Research & Papers

Macaron-A2UI lets agents generate dynamic UIs instead of plain text

New 754B model creates UI controls on the fly, outperforming static schema approaches

Deep Dive

Personal agents today are stuck in plain-text chat, making complex multi-step tasks cumbersome. Macaron-A2UI changes this by treating UI generation as a first-class capability: models produce lightweight, executable interface elements (buttons, forms, menus) adapted in real time to user context. The authors built a large-scale Generative UI corpus from heterogeneous dialogue sources and trained three model sizes (30B, 235B, 754B) using parameter-efficient LoRA fine-tuning followed by reward-driven reinforcement learning. This lets agents dynamically collect information, refine preferences, confirm actions, and organize multiple goals without relying on predefined schemas.

The flagship 754B model achieved a 75.6 overall score on A2UI-Bench, a new controlled evaluation benchmark, without any explicit schema hints — surpassing the strongest frontier baseline that had full schema access. The team is releasing all models, the benchmark dataset, and the full evaluation protocol to support further research.

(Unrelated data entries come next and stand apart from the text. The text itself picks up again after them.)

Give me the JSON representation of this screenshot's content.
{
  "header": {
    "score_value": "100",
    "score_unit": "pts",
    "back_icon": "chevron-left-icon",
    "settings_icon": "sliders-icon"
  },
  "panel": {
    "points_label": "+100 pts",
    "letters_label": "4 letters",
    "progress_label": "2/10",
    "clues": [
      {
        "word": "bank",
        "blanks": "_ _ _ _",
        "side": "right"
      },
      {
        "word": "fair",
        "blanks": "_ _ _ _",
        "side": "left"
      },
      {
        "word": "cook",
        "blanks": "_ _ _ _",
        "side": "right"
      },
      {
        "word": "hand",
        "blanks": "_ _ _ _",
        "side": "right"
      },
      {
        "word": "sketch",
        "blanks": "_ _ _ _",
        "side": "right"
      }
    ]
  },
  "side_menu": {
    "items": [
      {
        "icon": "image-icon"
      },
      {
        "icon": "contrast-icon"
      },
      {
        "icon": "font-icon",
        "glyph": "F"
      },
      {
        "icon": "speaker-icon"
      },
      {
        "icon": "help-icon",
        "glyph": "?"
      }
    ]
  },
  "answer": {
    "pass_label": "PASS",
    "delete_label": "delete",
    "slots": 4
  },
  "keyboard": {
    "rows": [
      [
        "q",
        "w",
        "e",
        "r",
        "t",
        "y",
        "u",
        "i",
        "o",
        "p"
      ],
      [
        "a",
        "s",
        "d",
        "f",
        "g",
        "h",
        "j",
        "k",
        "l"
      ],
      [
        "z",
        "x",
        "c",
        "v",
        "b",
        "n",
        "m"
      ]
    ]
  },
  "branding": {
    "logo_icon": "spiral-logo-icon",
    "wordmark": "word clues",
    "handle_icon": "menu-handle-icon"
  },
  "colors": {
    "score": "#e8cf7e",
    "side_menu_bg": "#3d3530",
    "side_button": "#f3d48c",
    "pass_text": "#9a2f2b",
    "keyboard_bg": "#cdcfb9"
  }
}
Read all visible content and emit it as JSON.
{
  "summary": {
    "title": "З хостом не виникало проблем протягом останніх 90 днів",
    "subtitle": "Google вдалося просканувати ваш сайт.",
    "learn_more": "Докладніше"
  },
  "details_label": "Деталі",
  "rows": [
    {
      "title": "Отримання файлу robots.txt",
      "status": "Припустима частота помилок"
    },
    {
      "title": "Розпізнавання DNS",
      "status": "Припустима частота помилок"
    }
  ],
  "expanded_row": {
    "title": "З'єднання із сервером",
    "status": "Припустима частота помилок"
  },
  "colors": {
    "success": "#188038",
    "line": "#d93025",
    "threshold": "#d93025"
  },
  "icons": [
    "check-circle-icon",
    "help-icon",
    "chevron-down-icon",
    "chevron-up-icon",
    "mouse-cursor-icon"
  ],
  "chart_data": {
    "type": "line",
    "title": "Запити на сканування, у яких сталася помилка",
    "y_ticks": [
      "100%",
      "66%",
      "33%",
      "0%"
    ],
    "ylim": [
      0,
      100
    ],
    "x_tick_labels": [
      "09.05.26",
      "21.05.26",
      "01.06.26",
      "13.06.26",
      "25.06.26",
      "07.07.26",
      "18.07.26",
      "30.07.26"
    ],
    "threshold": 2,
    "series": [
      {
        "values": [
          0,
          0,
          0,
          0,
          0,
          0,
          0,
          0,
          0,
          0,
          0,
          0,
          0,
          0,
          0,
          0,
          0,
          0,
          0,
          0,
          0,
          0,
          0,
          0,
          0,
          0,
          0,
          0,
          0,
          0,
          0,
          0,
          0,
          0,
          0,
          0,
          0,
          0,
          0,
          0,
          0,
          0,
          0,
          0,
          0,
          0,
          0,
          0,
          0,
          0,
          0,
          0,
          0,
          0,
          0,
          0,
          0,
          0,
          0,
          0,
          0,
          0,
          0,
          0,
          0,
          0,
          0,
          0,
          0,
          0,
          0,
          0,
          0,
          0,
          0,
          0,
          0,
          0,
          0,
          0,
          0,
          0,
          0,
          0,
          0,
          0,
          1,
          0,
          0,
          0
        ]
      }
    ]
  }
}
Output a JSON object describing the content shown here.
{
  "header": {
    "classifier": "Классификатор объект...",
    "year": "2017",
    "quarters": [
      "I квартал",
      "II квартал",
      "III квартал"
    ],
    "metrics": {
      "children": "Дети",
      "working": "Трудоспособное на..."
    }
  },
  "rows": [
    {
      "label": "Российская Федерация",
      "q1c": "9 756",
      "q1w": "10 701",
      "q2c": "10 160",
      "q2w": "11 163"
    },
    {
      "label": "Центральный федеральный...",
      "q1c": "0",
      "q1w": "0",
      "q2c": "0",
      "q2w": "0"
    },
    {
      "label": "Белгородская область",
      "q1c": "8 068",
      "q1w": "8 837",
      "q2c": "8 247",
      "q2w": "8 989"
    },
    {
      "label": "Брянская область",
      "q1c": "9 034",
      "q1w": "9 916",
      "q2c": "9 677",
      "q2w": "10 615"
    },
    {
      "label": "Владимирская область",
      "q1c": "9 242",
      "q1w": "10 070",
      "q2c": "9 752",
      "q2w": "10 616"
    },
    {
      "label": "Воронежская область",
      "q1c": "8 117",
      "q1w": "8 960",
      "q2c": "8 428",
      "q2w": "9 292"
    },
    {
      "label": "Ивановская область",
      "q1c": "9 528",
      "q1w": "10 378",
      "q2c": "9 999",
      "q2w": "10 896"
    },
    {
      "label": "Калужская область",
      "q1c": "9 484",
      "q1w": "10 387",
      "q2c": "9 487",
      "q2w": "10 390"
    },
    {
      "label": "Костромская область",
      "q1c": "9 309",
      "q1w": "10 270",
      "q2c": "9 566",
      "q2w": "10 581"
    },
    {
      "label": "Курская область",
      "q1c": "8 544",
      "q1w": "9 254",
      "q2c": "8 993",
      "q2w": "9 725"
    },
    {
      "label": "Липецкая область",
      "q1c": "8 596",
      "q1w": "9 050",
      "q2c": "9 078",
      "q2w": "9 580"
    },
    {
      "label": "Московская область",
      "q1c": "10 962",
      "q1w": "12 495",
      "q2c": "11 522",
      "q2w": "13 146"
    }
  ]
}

For professionals building personal assistants, this signals a shift from rigid text interfaces to adaptive UI that reduces friction in complex interactions like booking travel, managing projects, or configuring software, where dynamic form generation can dramatically speed up user workflows.

Key Points
  • Models (30B, 235B, 754B) trained with LoRA SFT + reinforcement learning on a large corpus of heterogeneous dialogue data
  • Top model scores 75.6 on A2UI-Bench without any schema hints, beating full-schema frontier baselines
  • Enables agents to generate executable UI actions for info collection, preference refinement, and multi-goal organization

Why It Matters

Dynamic UI generation removes text bottlenecks, letting personal agents handle complex tasks with interactive, adaptive interfaces.